Avanzó hasta alcanzar el primer peldaño. Las escaleras de bajada se perdían en un sombrío laberinto de oscuridad en el que tan solo parecía haber silencio. Las que subían, en cambio, daban acceso a una zona algo más iluminada a través de la cual se podía escuchar el sonido neutro del exterior.

Decidió bajar. Creyéndole inconsciente, aquellas dos arpías habían arrastrado a sus dos prisioneros por todo el edificio hasta meterles en las celdas. Les habían llevado de aquí para allá, jugando con la posibilidad de encerrarles en un lugar u otro, solos o juntos, pero finalmente habían optado por separarles tanto de celda como de piso. Y habían hecho bien. De lo contrario sus prisioneros no hubiesen durado ni una hora encerrados.

Leigh recordaba haber visto como bajaban a Ash por las escaleras antes de que la chica del pelo corto cerrase su puerta. Obviamente, durante todo el tiempo que habían pasado separados ellas podrían haber decidido trasladarle, pero lo dudaba. Aunque era un hombre esbelto, Ash era lo suficientemente alto y pesado como para convertir en un auténtico suplicio el viaje.

Cooper se lamentó por lo bajo al descender los peldaños. Leigh sospechaba que le había partido alguna que otra costilla, pero no eran esas heridas las que le preocupaban en realidad. La chica había perdido mucha sangre y los golpes en la cabeza no tenían demasiado buen aspecto.

—Tranquila Cooper —le susurró estrechando con fuerza sus manos con la única que tenía libre—. Te llevaré pronto a casa.

—A casa... Sí, claro, y el Fabricante nos tendrá preparada la cena... —respondió ella con la chispa de acidez suficiente como para hacer sonreír a su compañero—. Hay que ver qué cosas tienes, Leigh.

Alcanzado el penúltimo peldaño, Leigh se agachó ligeramente para poder observar el sombrío pasillo que les aguardaba. A simple vista no parecía haber más que oscuridad, pero el baile de sombras de las paredes ponía en evidencia que la zona no estaba tan despejada como hubiese querido pensar.

Depositó a Erika en la escalera con delicadeza y descendió el último peldaño en solitario. A continuación, como si de un gato se tratase, Leigh arqueó la espalda y convirtió sus ya de por si sigilosos pasos en motas de silencio. Pegó la espalda a la pared y empezó a avanzar.

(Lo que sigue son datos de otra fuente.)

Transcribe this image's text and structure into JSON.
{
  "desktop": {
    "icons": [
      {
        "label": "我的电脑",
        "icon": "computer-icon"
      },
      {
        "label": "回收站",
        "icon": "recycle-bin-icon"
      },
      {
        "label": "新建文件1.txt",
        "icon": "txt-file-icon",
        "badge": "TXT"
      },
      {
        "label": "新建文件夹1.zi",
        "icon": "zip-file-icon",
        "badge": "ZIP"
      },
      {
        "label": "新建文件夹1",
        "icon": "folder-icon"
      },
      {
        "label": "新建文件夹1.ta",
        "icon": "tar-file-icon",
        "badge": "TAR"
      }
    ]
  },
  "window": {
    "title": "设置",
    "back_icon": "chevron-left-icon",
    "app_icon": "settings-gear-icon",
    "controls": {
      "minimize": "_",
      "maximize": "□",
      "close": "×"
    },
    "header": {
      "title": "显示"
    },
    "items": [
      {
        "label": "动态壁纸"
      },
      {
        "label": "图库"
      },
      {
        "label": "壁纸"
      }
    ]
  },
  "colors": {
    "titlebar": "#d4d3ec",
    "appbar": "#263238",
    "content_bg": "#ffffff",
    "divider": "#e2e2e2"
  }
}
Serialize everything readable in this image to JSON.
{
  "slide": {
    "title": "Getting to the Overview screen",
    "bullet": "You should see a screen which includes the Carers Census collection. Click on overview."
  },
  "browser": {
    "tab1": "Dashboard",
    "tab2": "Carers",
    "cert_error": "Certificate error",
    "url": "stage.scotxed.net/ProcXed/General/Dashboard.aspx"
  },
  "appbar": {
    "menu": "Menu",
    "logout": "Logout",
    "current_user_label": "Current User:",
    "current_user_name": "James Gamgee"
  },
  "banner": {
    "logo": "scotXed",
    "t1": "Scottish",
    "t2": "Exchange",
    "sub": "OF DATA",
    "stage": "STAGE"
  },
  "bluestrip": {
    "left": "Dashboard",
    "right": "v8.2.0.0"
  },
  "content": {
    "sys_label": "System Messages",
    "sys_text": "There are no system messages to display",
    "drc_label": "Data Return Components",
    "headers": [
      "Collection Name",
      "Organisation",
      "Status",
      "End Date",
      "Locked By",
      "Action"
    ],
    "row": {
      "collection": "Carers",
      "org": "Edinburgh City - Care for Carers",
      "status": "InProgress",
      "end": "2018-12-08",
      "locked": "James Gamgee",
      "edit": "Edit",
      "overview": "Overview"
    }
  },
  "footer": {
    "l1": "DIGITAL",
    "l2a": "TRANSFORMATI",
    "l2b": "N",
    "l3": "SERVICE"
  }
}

Una de ellas estaba allí, en una de las salas colindantes, sentada frente a lo que parecía una modernísima máquina repleta de tubos, pantallas y cables. Años atrás, toda aquella maquinaría había sido poco más que brujería para él. Leigh no comprendía su funcionamiento, ni tampoco la necesidad de su existencia. Desde su punto de vista temporalmente atrasado, los hombres no necesitaban de aquel tipo de artefactos para sobrevivir. Con sus manos y su ingenio tenían más que suficiente. Sin embargo, según le había hecho entender Ash tras mucho tiempo de insistencia y lecciones, para el hombre del futuro aquellos artilugios eran básicos.

Ya fuese cierto o no, Leigh jamás había llegado a comprender su importancia. Aquella tecnología futurista era casi tan absurda como algunos de sus ideales o planteamientos. No obstante, era consciente de que para la gente más avanzada eran tan básicos que, como demostraba la secuestradora morena, que parecía estar en completa tensión frente a la máquina, la vida les dependía de ello.

Leigh la espió desde la puerta del pequeño despacho donde se encontraba. En su interior, sentada en un taburete maltrecho y con los nervios de punta, la chica parecía estar al borde de un ataque de histeria mientras letras y números dibujaban extraños torrentes de caracteres en las pantallas. La secuestradora, que lucía su corto cabello peinado en afiladas púas parecidas a los pinchos de un cactus, tenía un extraño rictus en la cara. Leigh no podía verlo directamente, pues estaba de espaldas, pero sí a través del reflejo de las pantallas. Estaba concentrada. Muy concentrada.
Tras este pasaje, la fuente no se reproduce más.